“Having a passive personality, is a soft way to live a dead life.” – Omar El Kadmiri
Saturday, May 3rd
Today I confronted my tendency to be passive head-on…or, well, I kind of did…in a passive sort of fashion.
If there is one character trait I watch in myself, it is this one. It is so easy for me to let miscommunications escalate and retreat behind my introverted label. Calling myself “introverted” can be the biggest excuse to leaving situations unaddressed and festering, when I know that I have the ability to set things right.
This all started weeks ago when I went to a friend’s art show. I was with another mutual friend and the artist mentioned that her daughter’s birthday was coming up, but that there was limited space so not everyone could come. I thought it was a slightly odd conversation, but then the other mom affirmed that her daughter would be able to come. Oh, so my kid isn’t invited and that is how you’re breaking it to me gently. It felt a little gritty, but I moved on. Then several days ago, a friend asked if I wanted to carpool to the birthday party. Umm, no, my daughter wasn’t invited. This friend had seen my name on the online invitation, but it was misspelled. I figured there was a possibility that the artist knew another person by the last name. I’d already let the awkwardness of the situation go once before, I could do it again.
But was this really the best tactic? If this person had invited my daughter then shouldn’t I try to iron it out? Underneath it all, I started to see that if I didn’t make an attempt to clarify what was going on then I would end up making assumptions and putting some level of negative energy onto this person. That would certainly cloud the relationship in some small way and I didn’t want that. So I sent a brief email to the artist explaining the third party’s awkward carpool invite. And indeed, it was a cut’n’paste error of my email address. Problem solved.

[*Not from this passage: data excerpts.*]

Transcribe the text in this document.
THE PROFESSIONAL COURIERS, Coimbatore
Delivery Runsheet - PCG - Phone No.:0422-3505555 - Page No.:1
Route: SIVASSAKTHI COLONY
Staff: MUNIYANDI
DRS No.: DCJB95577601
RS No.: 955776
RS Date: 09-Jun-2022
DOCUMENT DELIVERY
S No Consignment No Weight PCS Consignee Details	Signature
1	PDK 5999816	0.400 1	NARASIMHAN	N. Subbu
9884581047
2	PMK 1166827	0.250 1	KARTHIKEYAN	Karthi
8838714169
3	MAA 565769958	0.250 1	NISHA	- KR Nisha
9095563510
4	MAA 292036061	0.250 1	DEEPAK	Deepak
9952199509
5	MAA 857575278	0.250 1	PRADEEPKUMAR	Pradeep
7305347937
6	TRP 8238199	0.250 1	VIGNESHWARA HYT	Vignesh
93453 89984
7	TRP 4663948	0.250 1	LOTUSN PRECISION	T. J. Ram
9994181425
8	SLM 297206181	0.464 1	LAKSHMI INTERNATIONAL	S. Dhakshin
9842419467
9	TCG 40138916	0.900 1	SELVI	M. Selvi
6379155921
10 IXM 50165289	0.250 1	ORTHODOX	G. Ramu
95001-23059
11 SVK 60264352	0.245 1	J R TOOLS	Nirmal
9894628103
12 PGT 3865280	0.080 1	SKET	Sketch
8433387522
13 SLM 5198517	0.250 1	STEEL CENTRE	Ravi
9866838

Yet, I find that I bring a little or a lot of passive behaviors to the table each and every day. I try to keep them out of my marriage, but when it comes to someone I don’t know so well then I start feeling self-conscious. Being aware of this in myself helps me to see when it might be present in others too. The goal: be a more active player in this game of life.
If there was a character trait about yourself that you could change, what would it be?